New Jersey Division of Investment, Trenton, plans to search in fiscal year 2014 for more high-yield, emerging markets, private equity and real estate managers, and possibly a hedge funds-of-funds manager focused on small global macro and managed futures managers.
The additional managers will be needed to fulfill a new asset allocation adopted at the Thursday meeting of the New Jersey State Investment Council, which approves investment policies for the $75.3 billion New Jersey Pension Fund.
The investment division, which manages the state pension fund, will implement an asset allocation at the start of the new fiscal year on July 1 that combines all public equity into a single global portfolio; adds non-U.S. securities to the inflation-linked portfolio; splits the current real estate portfolio into real estate equity and real estate debt and moves the real estate debt into the income portfolio; and reduces allocations to hedge funds and commodities/real assets.
An RFP will be issued to expand the pool of high-yield managers, possibly including non-U.S. firms, and a pending RFP seeking emerging markets equity managers will be expanded to include international small-cap equities and frontier markets, according to a report to the council from investment consultant Hewitt EnnisKnupp. Timetables and other specifics about the searches were not available.

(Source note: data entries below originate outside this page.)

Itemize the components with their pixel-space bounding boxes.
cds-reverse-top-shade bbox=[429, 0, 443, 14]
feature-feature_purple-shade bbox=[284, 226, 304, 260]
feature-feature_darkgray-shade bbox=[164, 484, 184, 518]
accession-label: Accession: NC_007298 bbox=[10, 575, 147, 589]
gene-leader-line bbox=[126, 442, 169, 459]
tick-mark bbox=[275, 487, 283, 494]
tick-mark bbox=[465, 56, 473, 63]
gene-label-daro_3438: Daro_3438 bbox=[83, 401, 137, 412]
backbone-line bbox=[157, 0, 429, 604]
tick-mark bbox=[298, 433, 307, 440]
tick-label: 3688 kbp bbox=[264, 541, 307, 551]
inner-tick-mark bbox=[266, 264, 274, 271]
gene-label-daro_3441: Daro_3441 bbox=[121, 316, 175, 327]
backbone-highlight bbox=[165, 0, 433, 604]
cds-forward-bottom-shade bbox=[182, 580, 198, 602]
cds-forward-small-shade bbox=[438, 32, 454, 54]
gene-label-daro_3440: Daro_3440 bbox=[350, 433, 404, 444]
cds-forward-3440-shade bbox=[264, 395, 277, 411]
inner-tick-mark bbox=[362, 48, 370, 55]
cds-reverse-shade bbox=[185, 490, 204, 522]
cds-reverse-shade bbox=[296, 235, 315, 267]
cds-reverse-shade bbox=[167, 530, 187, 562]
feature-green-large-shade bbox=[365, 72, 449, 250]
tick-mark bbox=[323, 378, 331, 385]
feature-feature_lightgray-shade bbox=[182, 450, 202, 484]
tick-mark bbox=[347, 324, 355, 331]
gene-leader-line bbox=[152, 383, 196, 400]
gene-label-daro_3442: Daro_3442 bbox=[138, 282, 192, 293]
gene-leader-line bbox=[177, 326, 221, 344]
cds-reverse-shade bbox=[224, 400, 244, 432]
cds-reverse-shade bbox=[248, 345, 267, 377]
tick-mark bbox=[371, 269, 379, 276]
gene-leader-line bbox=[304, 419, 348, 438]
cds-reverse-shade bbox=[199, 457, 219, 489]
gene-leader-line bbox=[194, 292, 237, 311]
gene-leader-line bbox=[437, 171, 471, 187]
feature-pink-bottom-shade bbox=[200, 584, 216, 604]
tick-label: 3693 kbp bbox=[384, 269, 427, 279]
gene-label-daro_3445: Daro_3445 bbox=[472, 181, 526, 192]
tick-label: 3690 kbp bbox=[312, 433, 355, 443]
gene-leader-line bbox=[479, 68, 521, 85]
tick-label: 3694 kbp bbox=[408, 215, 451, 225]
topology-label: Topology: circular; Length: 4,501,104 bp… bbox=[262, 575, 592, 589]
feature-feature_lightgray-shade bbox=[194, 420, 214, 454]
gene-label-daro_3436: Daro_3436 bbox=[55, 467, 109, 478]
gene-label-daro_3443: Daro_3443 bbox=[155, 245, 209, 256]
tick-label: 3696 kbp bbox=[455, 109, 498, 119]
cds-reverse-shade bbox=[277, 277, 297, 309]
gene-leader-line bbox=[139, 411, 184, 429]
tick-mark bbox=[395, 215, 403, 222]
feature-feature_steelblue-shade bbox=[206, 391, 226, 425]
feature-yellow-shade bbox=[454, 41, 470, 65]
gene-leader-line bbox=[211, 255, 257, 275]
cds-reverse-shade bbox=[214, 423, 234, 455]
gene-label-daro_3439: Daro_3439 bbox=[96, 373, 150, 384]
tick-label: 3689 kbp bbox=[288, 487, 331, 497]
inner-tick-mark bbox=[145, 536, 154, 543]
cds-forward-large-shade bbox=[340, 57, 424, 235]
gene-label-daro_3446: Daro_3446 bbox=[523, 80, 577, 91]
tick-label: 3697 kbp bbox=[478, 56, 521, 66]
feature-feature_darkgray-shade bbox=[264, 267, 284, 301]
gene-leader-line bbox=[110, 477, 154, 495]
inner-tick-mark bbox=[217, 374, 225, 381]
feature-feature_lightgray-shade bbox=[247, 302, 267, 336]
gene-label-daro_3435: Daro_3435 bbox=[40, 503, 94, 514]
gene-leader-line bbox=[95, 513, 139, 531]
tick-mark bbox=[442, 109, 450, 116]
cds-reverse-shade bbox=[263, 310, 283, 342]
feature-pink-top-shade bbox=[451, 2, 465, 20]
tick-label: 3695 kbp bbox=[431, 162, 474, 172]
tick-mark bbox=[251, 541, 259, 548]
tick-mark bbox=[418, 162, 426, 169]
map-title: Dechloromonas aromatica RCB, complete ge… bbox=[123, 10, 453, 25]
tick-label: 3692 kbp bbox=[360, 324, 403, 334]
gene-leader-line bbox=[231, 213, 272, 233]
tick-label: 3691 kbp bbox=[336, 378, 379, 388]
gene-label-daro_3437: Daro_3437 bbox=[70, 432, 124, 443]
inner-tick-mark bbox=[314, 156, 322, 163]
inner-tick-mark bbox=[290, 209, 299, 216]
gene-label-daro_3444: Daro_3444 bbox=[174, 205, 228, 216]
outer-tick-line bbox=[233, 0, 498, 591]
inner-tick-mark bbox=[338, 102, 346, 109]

According to Hewitt EnnisKnupp's report, the New Jersey state pension fund's new broad asset class targets are:
- Risk mitigation (global macro and managed futures hedge funds) decreases to 3.5% from 4%;
- Liquidity (cash equivalents, Treasury bonds and inflation-linked bonds) decreases to 4.5% from 6.5%;
- Income (credit, high-yield, credit hedge funds and debt-related real estate and private equity), rises slightly to 26.3% from 26%;
- Real returns (commodities, real assets and real estate equity) falls to 6% from 9.5%; and
- Global growth (U.S. and non-U.S. equity, equity hedge funds, private equity and venture capital) rises to 59.7% from 54%.
In specific subasset classes, the target allocation to hedge funds drops to 11% from 12.5%; private equity increases to 10.5% from 7.7%; real estate equity remains at 5.5%; and commodities/real assets drops to 2.5% from 4%.